Ce mot inattendu porta l’atteinte la plus sensible à l’ame de M. Primrose. Il pâlit et cacha quelques momens Edwin sur sa poitrine.

» — Je voudrais, dit-il enfin d’une voix altérée, je voudrais, mon enfant, au prix de tous mes biens, te donner… te rendre une mère. J’ai souffert seul du coup qui t’en a privé ; car le ciel et ton père t’avaient choisi la plus tendre, la plus aimable mère !

» — Qu’en a-t-on fait ? s’écria l’enfant effrayé.

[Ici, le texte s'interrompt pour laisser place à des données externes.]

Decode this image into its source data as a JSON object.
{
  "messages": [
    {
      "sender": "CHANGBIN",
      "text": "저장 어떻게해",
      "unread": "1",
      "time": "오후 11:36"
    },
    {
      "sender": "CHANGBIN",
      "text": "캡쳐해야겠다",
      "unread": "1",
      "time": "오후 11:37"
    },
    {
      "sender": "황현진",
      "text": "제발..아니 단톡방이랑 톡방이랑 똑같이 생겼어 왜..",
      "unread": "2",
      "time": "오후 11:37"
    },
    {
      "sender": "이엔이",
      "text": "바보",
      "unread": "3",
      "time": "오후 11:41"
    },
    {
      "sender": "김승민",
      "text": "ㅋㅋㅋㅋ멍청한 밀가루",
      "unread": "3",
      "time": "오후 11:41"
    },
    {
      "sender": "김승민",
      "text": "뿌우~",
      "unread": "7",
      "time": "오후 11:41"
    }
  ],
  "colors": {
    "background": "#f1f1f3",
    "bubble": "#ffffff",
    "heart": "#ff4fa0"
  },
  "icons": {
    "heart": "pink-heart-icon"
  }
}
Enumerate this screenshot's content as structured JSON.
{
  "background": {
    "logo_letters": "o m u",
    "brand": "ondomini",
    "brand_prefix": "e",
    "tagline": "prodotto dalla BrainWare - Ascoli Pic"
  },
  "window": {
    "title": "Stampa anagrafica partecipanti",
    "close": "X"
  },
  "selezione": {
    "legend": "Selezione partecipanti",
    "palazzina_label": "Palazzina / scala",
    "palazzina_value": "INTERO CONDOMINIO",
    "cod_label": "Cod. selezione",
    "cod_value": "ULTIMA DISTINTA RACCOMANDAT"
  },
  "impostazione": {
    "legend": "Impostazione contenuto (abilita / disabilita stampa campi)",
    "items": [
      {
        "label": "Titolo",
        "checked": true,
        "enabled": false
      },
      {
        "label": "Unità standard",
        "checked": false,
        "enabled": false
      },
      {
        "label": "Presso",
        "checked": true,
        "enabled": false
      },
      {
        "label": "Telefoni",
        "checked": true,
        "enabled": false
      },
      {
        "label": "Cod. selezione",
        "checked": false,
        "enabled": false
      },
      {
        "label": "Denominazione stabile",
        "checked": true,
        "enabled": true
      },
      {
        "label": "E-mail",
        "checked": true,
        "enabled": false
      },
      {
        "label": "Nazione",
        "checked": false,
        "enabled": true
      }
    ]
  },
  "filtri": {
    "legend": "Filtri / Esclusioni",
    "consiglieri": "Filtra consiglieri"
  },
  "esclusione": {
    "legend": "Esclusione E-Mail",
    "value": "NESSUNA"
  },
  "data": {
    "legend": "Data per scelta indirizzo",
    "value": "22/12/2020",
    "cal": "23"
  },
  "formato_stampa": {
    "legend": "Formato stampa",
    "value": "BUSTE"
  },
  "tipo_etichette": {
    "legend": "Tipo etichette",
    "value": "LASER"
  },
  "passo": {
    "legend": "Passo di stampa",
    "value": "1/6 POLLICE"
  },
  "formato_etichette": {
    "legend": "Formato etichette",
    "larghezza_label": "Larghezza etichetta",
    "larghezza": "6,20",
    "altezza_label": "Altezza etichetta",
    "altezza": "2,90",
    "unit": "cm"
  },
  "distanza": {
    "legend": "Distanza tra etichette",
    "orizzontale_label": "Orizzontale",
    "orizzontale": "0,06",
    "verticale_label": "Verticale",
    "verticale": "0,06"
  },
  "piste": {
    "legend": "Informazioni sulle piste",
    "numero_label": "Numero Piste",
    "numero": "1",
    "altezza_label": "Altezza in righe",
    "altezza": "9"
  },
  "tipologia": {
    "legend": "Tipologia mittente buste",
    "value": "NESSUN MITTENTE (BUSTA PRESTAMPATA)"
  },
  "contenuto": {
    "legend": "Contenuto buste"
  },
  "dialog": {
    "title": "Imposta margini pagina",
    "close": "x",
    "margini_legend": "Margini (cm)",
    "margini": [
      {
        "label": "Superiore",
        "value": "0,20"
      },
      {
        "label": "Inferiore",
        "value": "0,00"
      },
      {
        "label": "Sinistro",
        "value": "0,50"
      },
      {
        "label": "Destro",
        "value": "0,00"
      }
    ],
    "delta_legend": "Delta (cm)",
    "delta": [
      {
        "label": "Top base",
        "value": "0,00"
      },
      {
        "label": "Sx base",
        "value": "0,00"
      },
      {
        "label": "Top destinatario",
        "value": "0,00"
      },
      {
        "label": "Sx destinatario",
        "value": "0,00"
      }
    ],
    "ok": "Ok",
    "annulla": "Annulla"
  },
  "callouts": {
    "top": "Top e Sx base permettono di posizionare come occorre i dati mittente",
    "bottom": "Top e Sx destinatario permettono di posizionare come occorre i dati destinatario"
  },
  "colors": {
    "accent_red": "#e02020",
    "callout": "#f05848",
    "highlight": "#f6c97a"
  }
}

» — Vous le saurez un jour, ajouta M. Primrose, en essayant un ton plus calme. Un jour, Edwin, vous sentirez le mal que m’a fait votre prière. Je n’y puis répondre aujourd’hui ; ne la renouvelez jamais ! Que votre enfance ne soit troublée d’aucun chagrin : soyez heureux, mon fils, par ma tendresse infinie, et par l’amitié de Sarah. Il n’est pas temps que vous connaissiez la douleur ; votre âge ne lui appartient pas encore.

» Après avoir embrassé son fils d’un air profondément troublé, il s’éloigna. Les enfans n’osèrent le suivre, et se perdirent en mille jeunes raisonnemens qu’ils conclurent par la résolution d’obéir, en gardant le silence qui leur était ordonné.

» Si le temps affaiblit l’impression de cette journée, si les jeux revinrent, quand les graves leçons de M. Primrose n’occupaient pas leur attention, elle laissa dans leur tendresse une mélancolie qui atténua la turbulence de leur âge. Silvain, par prudence peut-être, s’adoucit envers le pauvre Arsène qui, dès lors, plus admis au service intérieur de l’habitation, plus libre d’approcher des petits blancs, de leur parler et de les entendre, se crut heureux, et respira.